Im 22. Brunetti-Band "Das goldene Ei" bedient Donna Leon die Bedürfnisse ihre Stammleser großzügig - gerät allerdings auch etwas aus dem Fokus.

Brunetti blieb neben ihm stehen und genoss den Anblick der Gebäude und das Licht, verzaubert wie so oft von der unbekümmerten, grenzenlosen Schönheit dieser Stadt. Stein, Himmel, Gold, Marmor, Raum, Proportionen, Chaos, Durcheinander, Pracht.“ Das sind Sätze, wie Donna-Leon-Leser sie lieben. Wer die Krimis der amerikanischen Autorin liest, will stets auch seine Venedig- Sehnsucht stillen – und seine Vorurteile bestätigt bekommen, die positiven wie die negativen. Im 22. Brunetti-Band bedient Donna Leon die Bedürfnisse ihre Stammleser großzügig, streut italienische Wörter ein, damit sich Bildungsbürger als Kenner fühlen können, wenn sie wissen, was tramezzini, campo, campiello bedeuten.

Und sie frönt ausführlich dem wohlfeilen Kulturpessimismus, wenn sie die Vetterwirtschaft beklagt, die den Staat aushöhlt und dazu führt, dass die Bürger sogar der Polizei misstrauen. Illusionslos blickt der Commissario auf Italien: Die meisten Kinder seiner Freunde sind arbeitslos, den eigenen Nachwuchs möchte er lieber nicht in der Heimat studieren lassen, natürlich geht er nicht zu einem Landsmann, wenn er Zahnschmerzen hat, sondern zu einem niederländischen Arzt mit Praxis am Lido. Es ärgert ihn, dass die Leute nur noch auf ihre Handys starren, statt eine gedruckte Tageszeitung zu lesen, und so weiter und so fort. Aber er begehrt nicht auf, fügt sich sogar drein, als ihn der Chef anweist, dafür zu sorgen, dass die Schwiegertochter des Bürgermeisters weiter Gesetze brechen kann.

Der Kriminalfall, ohne den ein Brunetti-Buch nun einmal nicht auskommt, gerät Donna Leon bei all dem Lamentieren allerdings etwas aus dem Fokus.
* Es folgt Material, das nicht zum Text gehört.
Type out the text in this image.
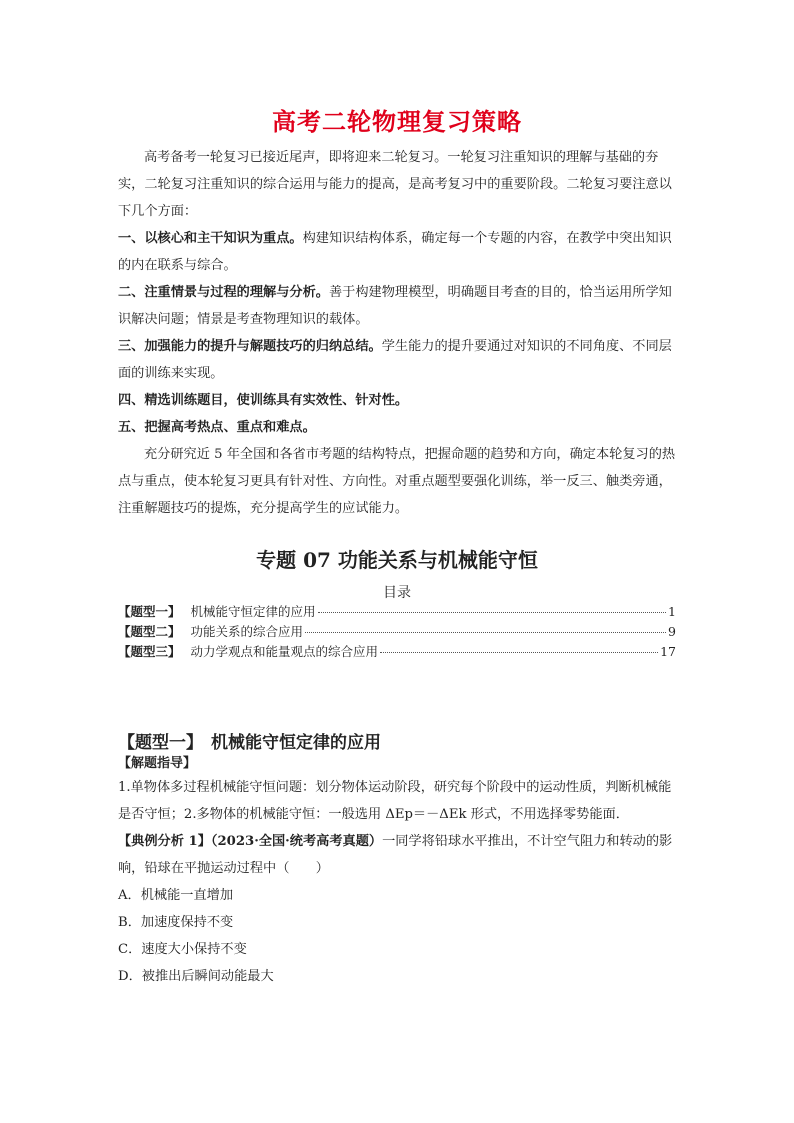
高考二轮物理复习策略

高考备考一轮复习已接近尾声，即将迎来二轮复习。一轮复习注重知识的理解与基础的夯实，二轮复习注重知识的综合运用与能力的提高，是高考复习中的重要阶段。二轮复习要注意以下几个方面：

一、以核心和主干知识为重点。构建知识结构体系，确定每一个专题的内容，在教学中突出知识的内在联系与综合。

二、注重情景与过程的理解与分析。善于构建物理模型，明确题目考查的目的，恰当运用所学知识解决问题；情景是考查物理知识的载体。

三、加强能力的提升与解题技巧的归纳总结。学生能力的提升要通过对知识的不同角度、不同层面的训练来实现。

四、精选训练题目，使训练具有实效性、针对性。

五、把握高考热点、重点和难点。

充分研究近 5 年全国和各省市考题的结构特点，把握命题的趋势和方向，确定本轮复习的热点与重点，使本轮复习更具有针对性、方向性。对重点题型要强化训练，举一反三、触类旁通，注重解题技巧的提炼，充分提高学生的应试能力。

专题 07 功能关系与机械能守恒
目录
【题型一】 机械能守恒定律的应用	1
【题型二】 功能关系的综合应用	9
【题型三】 动力学观点和能量观点的综合应用	17
【题型一】 机械能守恒定律的应用
【解题指导】

1.单物体多过程机械能守恒问题：划分物体运动阶段，研究每个阶段中的运动性质，判断机械能是否守恒；2.多物体的机械能守恒：一般选用 ΔEp＝－ΔEk 形式，不用选择零势能面．

【典例分析 1】（2023·全国·统考高考真题）一同学将铅球水平推出，不计空气阻力和转动的影响，铅球在平抛运动过程中（　　）

A．机械能一直增加

B．加速度保持不变

C．速度大小保持不变

D．被推出后瞬间动能最大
Träge wie das Kanalwasser fließt die Geschichte dahin, die erste wirklich überraschende Wendung findet sich auf Seite 160 – und die Auflösung werden wohl nur Menschen für glaubhaft halten, die niemals Kinder großgezogen haben.

Aus privatem Interesse widmet sich der Staatsangestellte Brunetti eine volle Woche lang während der Arbeitszeit dem rätselhaften Tod eines Mannes, der als taubstumm und geistig zurückgeblieben gilt. Wobei er bevorzugt in Bars sitzt, einen Espresso oder ein Glas Weißwein in der Hand: dolce far Polente. „Er dachte an den Spruch, den er von klein auf die Venezianer sagen hörte: Alles schwankt, aber nichts kippt.“

Donna Leon: Das goldene Ei. Roman. Aus dem Amerikanischen von Werner Schmitz. Diogenes Verlag, Zürich 2014. 368 Seiten, 22,90 €.